Big Data Tools
A data engineering plugin
dbt® deeper concepts: materialization
In the first part of this blog series, I described basic dbt® concepts such as installation, creation of views, and describing models. I could have stopped there, but indeed, there are some drawbacks to only using views to build the whole transformation layer in our database. Sometimes we don’t really need to use a view and a view may run slowly even in databases oriented toward analytical workflows.
I’ll start by giving an overview of ephemeral views.
Ephemeral views
In some cases, we don’t really want to have an entity for a dbt® model, rather we want this model to be inlined in other entities. As an example, take a look at the first model from the previous post. It’s very basic. I reckon we’ll be ok with inlining it into the second model.
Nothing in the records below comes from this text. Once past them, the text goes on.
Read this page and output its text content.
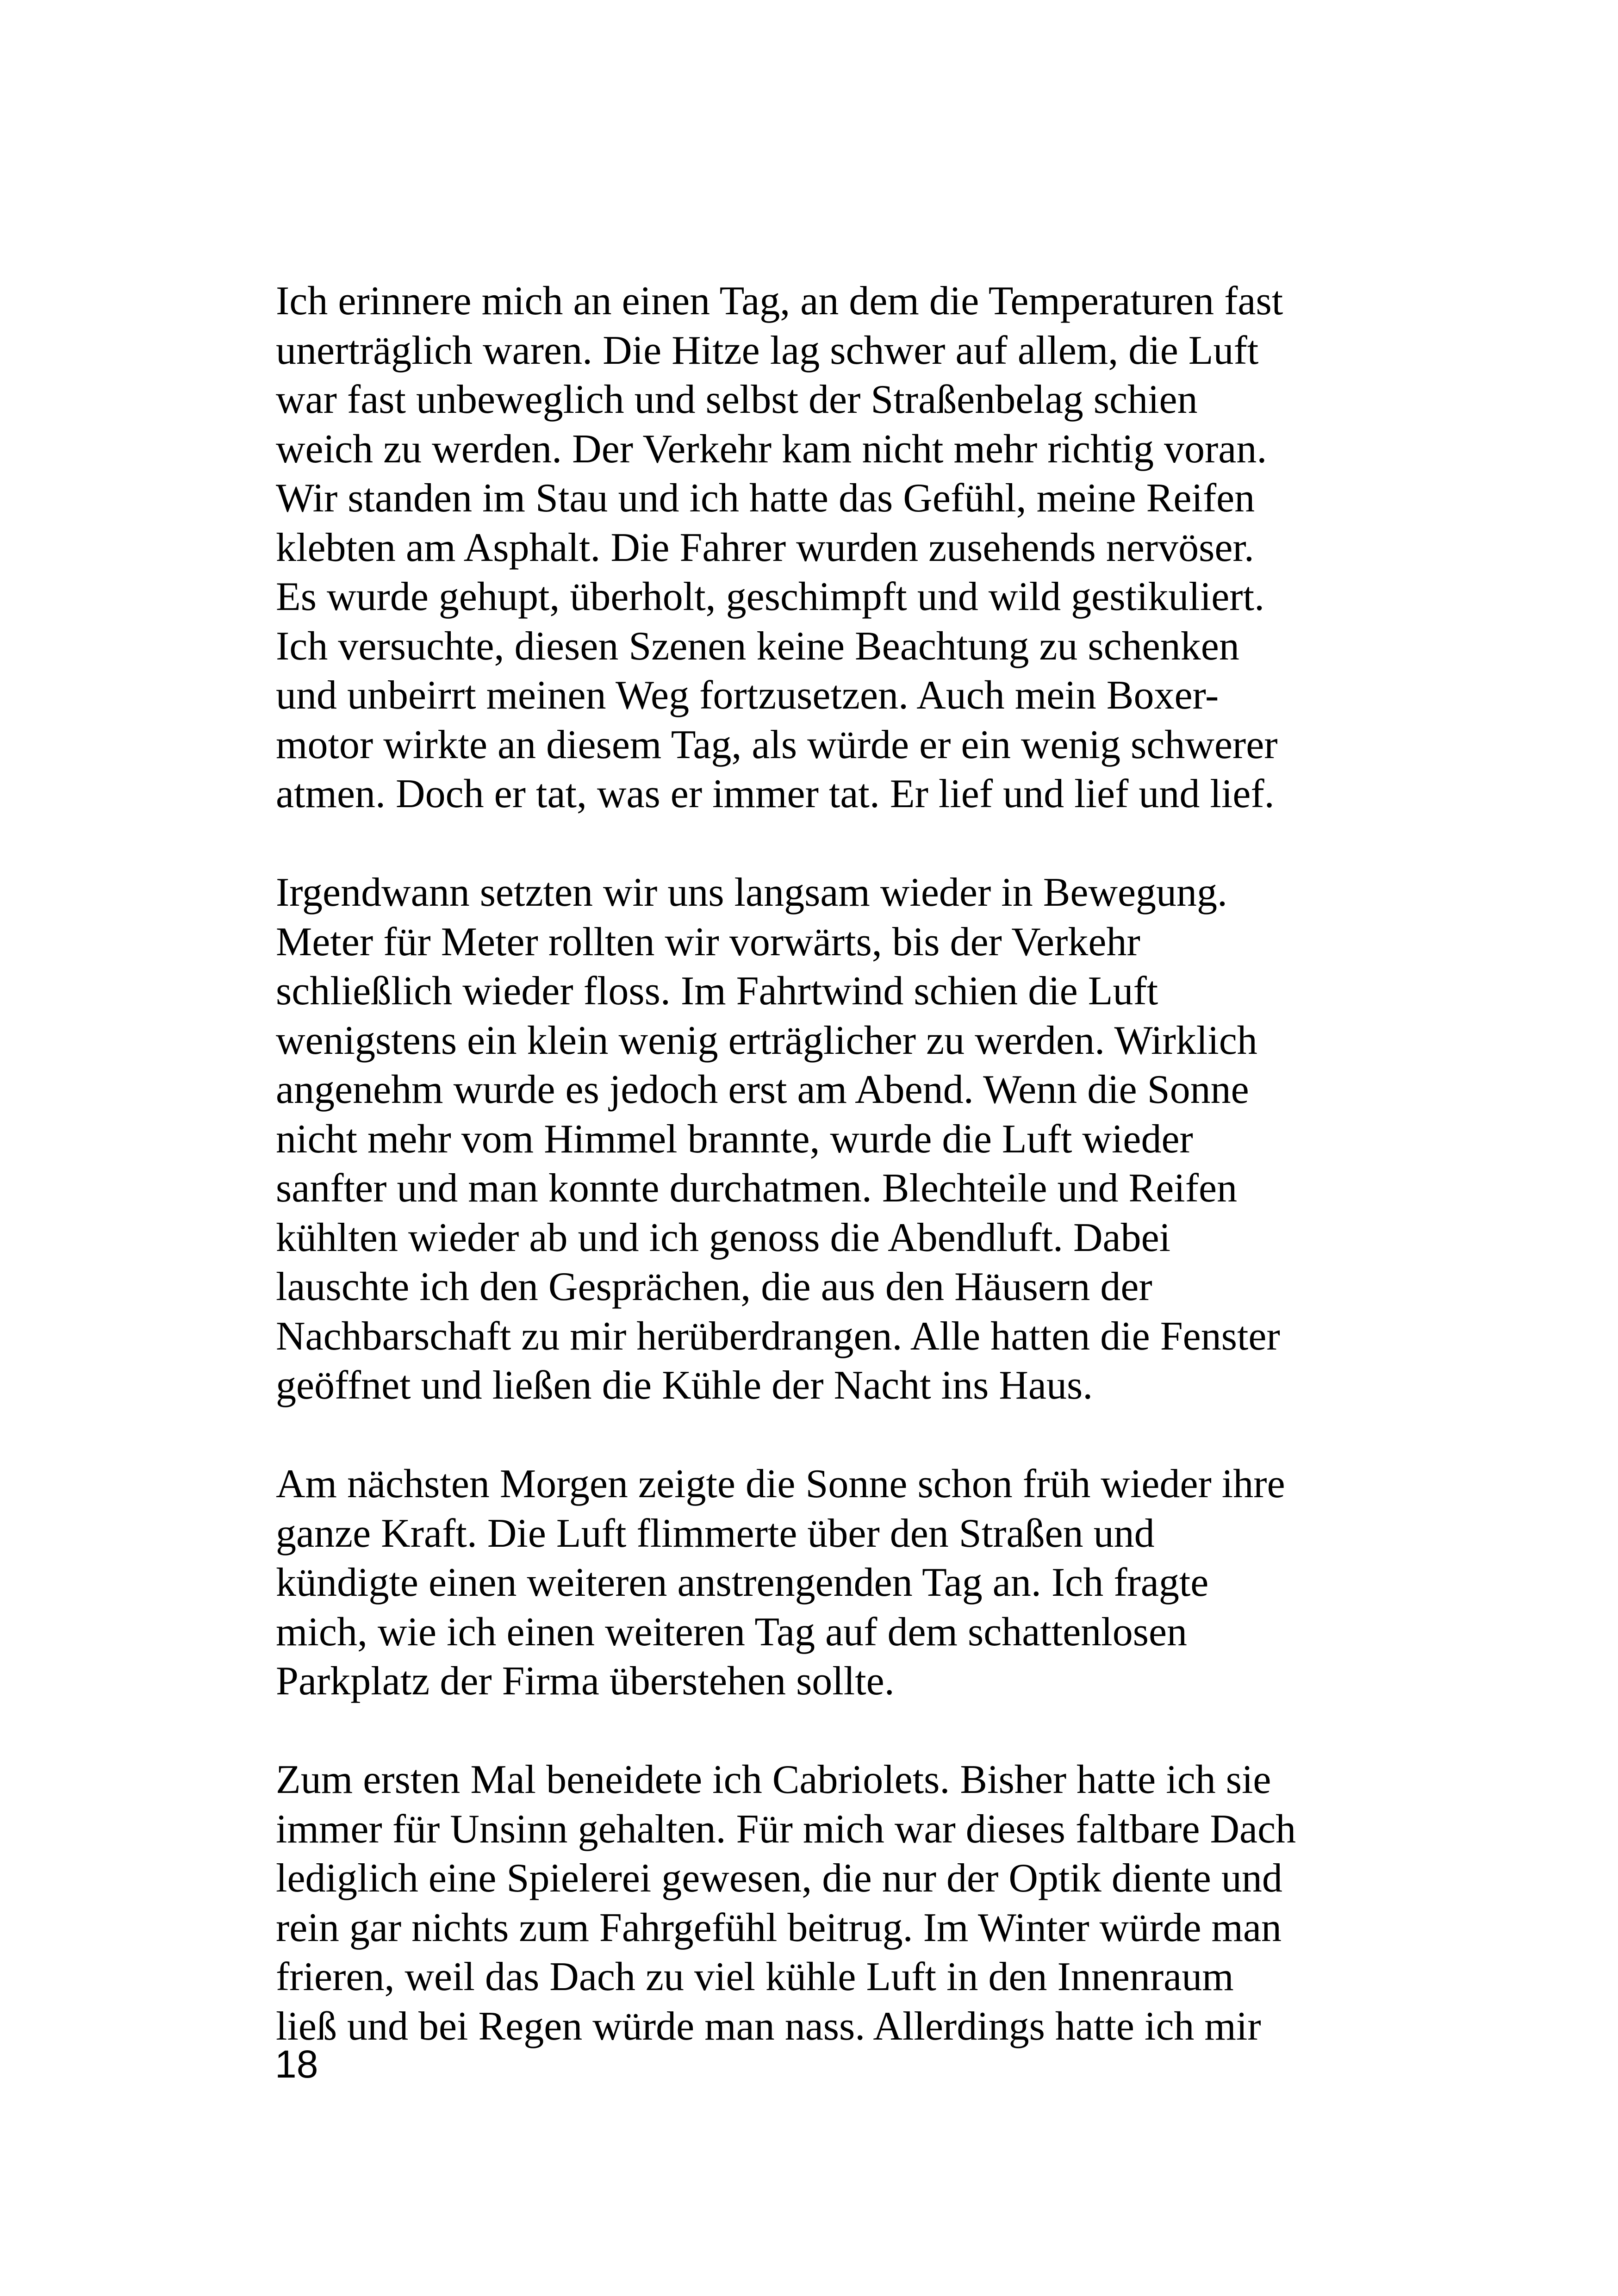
Ich erinnere mich an einen Tag, an dem die Temperaturen fast
unerträglich waren. Die Hitze lag schwer auf allem, die Luft
war fast unbeweglich und selbst der Straßenbelag schien
weich zu werden. Der Verkehr kam nicht mehr richtig voran.
Wir standen im Stau und ich hatte das Gefühl, meine Reifen
klebten am Asphalt. Die Fahrer wurden zusehends nervöser.
Es wurde gehupt, überholt, geschimpft und wild gestikuliert.
Ich versuchte, diesen Szenen keine Beachtung zu schenken
und unbeirrt meinen Weg fortzusetzen. Auch mein Boxer-
motor wirkte an diesem Tag, als würde er ein wenig schwerer
atmen. Doch er tat, was er immer tat. Er lief und lief und lief.

Irgendwann setzten wir uns langsam wieder in Bewegung.
Meter für Meter rollten wir vorwärts, bis der Verkehr
schließlich wieder floss. Im Fahrtwind schien die Luft
wenigstens ein klein wenig erträglicher zu werden. Wirklich
angenehm wurde es jedoch erst am Abend. Wenn die Sonne
nicht mehr vom Himmel brannte, wurde die Luft wieder
sanfter und man konnte durchatmen. Blechteile und Reifen
kühlten wieder ab und ich genoss die Abendluft. Dabei
lauschte ich den Gesprächen, die aus den Häusern der
Nachbarschaft zu mir herüberdrangen. Alle hatten die Fenster
geöffnet und ließen die Kühle der Nacht ins Haus.

Am nächsten Morgen zeigte die Sonne schon früh wieder ihre
ganze Kraft. Die Luft flimmerte über den Straßen und
kündigte einen weiteren anstrengenden Tag an. Ich fragte
mich, wie ich einen weiteren Tag auf dem schattenlosen
Parkplatz der Firma überstehen sollte.

Zum ersten Mal beneidete ich Cabriolets. Bisher hatte ich sie
immer für Unsinn gehalten. Für mich war dieses faltbare Dach
lediglich eine Spielerei gewesen, die nur der Optik diente und
rein gar nichts zum Fahrgefühl beitrug. Im Winter würde man
frieren, weil das Dach zu viel kühle Luft in den Innenraum
ließ und bei Regen würde man nass. Allerdings hatte ich mir

18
To make the model ephemeral, we need to perform one single action:
Add a line {{ config(materialized='ephemeral') }}
to the top of the model.
If we do it with our user
model, the code will become the following:
{{ config(materialized='ephemeral') }} SELECT * FROM customer
After running the dbt build
command (and deleting all the existing views just in case), I see that there is now only one view in the DB: user_post_count
. It is exactly as it was defined in the user_post_count model, but the compiled code is different, it’s not:
WITH users AS ( SELECT u.id user_id, u.username username FROM "demo"."public"."user" u ) SELECT user_id, username, count(post.id) post_number FROM users, post WHERE post.author = user_id GROUP BY user_id, username
but rather:
WITH __dbt__cte__user as ( select * from customer ),users AS ( SELECT u.id user_id, u.username username FROM __dbt__cte__user u ) SELECT user_id, username, count(post.id) post_number FROM users, post WHERE post.author = user_id GROUP BY user_id, username
Do you see how this trick works? dbt added a new, “synthetic” CTE named __dbt__cte__user
, and now uses this instead of the call to view, named user
. But all the tests still run!
If you want to check what will be executed, you can call dbt compile
and then look at everything that is generated, including tests in the target
directory.
Of course, ephemeral views do not solve execution speed problems– it is mainly just syntactic sugar.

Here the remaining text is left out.